Le tre postazioni dello scontro finale sono pronte a servire il quattordicesimo menù di una grande abbuffata che va avanti ininterrottamente da più di vent’anni, in varie parti del mondo. La triplice dea italica, gli chef Barbieri–Cannavacciuolo-Locatelli, è pronta a divorare l’ultimo fiotto energetico di questa edizione. La bicromia arancio e blu eleva l’arena fino in cielo; gli sprazzi di sole tendente al rosso, anticipazione del sangue che scorrerà, si fondono alla calma di Urano, l’azzurro del cielo, sfondo autoritario cesellato con le divise dei tre finalisti, bianche, di un candore che occulta la loro matrice sacrificale: sbianchite dall’eliminazione di altri diciassette “aspiranti chef”.
Il format televisivo di Sky illustra meglio di qualsiasi altro linguaggio codificato la materialità e verità del samsara vedico; in questo senso, il successo di MasterChef, è l’ennesimo segno di una forma circolare del nostro tempo, se vogliamo, un segno della persistenza del primitivo. La quattordicesima stagione di Masterchef Italia si è conclusa. Il pubblico ha ottenuto quello che desiderava: un senso perenne di déjà-vu, nessuna rivoluzione, solo un sapiente mix “di tradizione e innovazione”.
Il successo di format come MasterChef e la viralità di contenuti legati a cibo, sesso e animali non sono casuali, ma rispondono a una logica profonda che intreccia dimensione mitologica e algoritmica. Se MasterChef si fonda su un rituale antico – la preparazione del cibo come atto di creazione, giudizio e condivisione – la sua sopravvivenza nel panorama mediatico dipende dalla sua capacità di essere rimontato, spezzettato e trasformato in contenuti digitali. Se si vuole, la sua capacità di essere divorato, digerito ed espulso. Questa dinamica riflette una continuità tra il meccanismo ciclico della ripetizione mitologica e quello dell’ottimizzazione algoritmica del flusso di attenzione online.
Il successo di format come MasterChef e la viralità di contenuti legati a cibo, sesso e animali non sono casuali, ma rispondono a una logica profonda che intreccia dimensione mitologica e algoritmica.

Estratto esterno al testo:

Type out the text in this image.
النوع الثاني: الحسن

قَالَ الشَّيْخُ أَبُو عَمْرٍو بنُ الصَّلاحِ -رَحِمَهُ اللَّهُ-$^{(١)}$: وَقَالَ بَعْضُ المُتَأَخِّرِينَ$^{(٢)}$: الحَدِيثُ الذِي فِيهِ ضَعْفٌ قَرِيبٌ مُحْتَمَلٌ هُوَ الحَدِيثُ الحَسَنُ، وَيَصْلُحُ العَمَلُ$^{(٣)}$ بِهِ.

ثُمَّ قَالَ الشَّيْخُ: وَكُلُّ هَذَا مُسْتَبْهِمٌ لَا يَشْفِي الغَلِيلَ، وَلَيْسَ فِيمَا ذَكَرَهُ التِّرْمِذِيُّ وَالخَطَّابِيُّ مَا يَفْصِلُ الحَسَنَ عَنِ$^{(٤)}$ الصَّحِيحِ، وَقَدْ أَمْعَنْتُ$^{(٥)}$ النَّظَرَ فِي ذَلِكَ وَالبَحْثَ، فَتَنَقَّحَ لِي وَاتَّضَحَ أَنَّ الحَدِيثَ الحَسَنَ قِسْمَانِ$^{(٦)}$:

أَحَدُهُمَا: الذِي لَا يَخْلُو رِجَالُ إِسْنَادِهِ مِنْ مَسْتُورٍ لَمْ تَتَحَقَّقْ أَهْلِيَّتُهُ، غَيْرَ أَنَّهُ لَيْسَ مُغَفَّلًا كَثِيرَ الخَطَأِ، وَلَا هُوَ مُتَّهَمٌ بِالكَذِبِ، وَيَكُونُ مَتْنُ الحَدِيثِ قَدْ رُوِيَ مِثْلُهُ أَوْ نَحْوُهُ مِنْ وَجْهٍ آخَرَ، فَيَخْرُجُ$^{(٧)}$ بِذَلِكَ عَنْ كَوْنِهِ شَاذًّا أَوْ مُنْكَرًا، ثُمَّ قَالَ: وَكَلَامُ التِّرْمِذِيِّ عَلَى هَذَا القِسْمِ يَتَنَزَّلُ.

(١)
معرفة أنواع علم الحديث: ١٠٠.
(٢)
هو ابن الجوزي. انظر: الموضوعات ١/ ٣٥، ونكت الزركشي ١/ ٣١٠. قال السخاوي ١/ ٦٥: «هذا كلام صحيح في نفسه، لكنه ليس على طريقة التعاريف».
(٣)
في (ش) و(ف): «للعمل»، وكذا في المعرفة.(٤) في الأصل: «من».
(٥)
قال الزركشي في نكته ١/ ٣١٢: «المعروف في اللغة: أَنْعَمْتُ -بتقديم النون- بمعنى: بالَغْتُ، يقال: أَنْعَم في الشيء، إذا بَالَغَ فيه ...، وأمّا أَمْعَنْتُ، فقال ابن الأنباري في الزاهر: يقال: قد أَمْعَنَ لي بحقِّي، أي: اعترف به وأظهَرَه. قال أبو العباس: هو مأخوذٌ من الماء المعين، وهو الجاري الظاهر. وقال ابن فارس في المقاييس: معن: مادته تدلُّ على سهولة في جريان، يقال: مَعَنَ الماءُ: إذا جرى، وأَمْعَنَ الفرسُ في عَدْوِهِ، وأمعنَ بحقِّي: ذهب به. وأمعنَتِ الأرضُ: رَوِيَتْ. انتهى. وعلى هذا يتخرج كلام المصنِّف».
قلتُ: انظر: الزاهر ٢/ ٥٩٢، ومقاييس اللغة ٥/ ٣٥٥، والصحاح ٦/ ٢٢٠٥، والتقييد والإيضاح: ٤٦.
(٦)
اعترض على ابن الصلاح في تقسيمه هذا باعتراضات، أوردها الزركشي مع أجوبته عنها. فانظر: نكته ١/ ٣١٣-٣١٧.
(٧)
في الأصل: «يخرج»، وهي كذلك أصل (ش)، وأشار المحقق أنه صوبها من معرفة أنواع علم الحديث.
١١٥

Cibo, sesso e animali – in particolare i gattini – sono tra i principali attrattori dell’ecosistema digitale perché attivano risposte emotive profonde e immediate, legate alla manducazione, alla riproduzione e alla cura, bisogni primari dell’essere umano. Ma il loro impatto non è solo istintivo: questi temi si prestano alla variazione continua, un principio chiave sia nella trasmissione mitologica sia nelle strategie dell’economia dell’attenzione. Ogni video di una ricetta o di un gattino, così come ogni puntata di MasterChef, pur ripetendo uno schema noto, introduce sempre una minima variazione che ne mantiene la freschezza e ne prolunga la circolazione. La viralità diventa quindi un fenomeno che combina archetipi narrativi e modelli computazionali, mostrando come il digitale non crei
ex novo nuovi miti, ma li riformatti secondo le logiche della piattaforma. D’altronde, il meme ha garantito una sopravvivenza al programma, al punto che, nella sua seconda vita sulle piattaforme digitali, l’oggetto di MasterChef è diventato MasterChef stesso, un continuo e sapiente rimasticamento del già noto, affinché un flusso costante di cibo, materia viva trasformata in materia morta, diventi carburante per la diffusione virale degli sponsor dietro lo show.
A ogni portata che viene poggiata sul bancone del giudizio, lo spettatore, educato a riconoscere la necessità di un impiattamento architettonico minimale, è pronto ad urlare “È un mappazzone!” qualora il piatto presentasse i segni di una volgare quotidianità.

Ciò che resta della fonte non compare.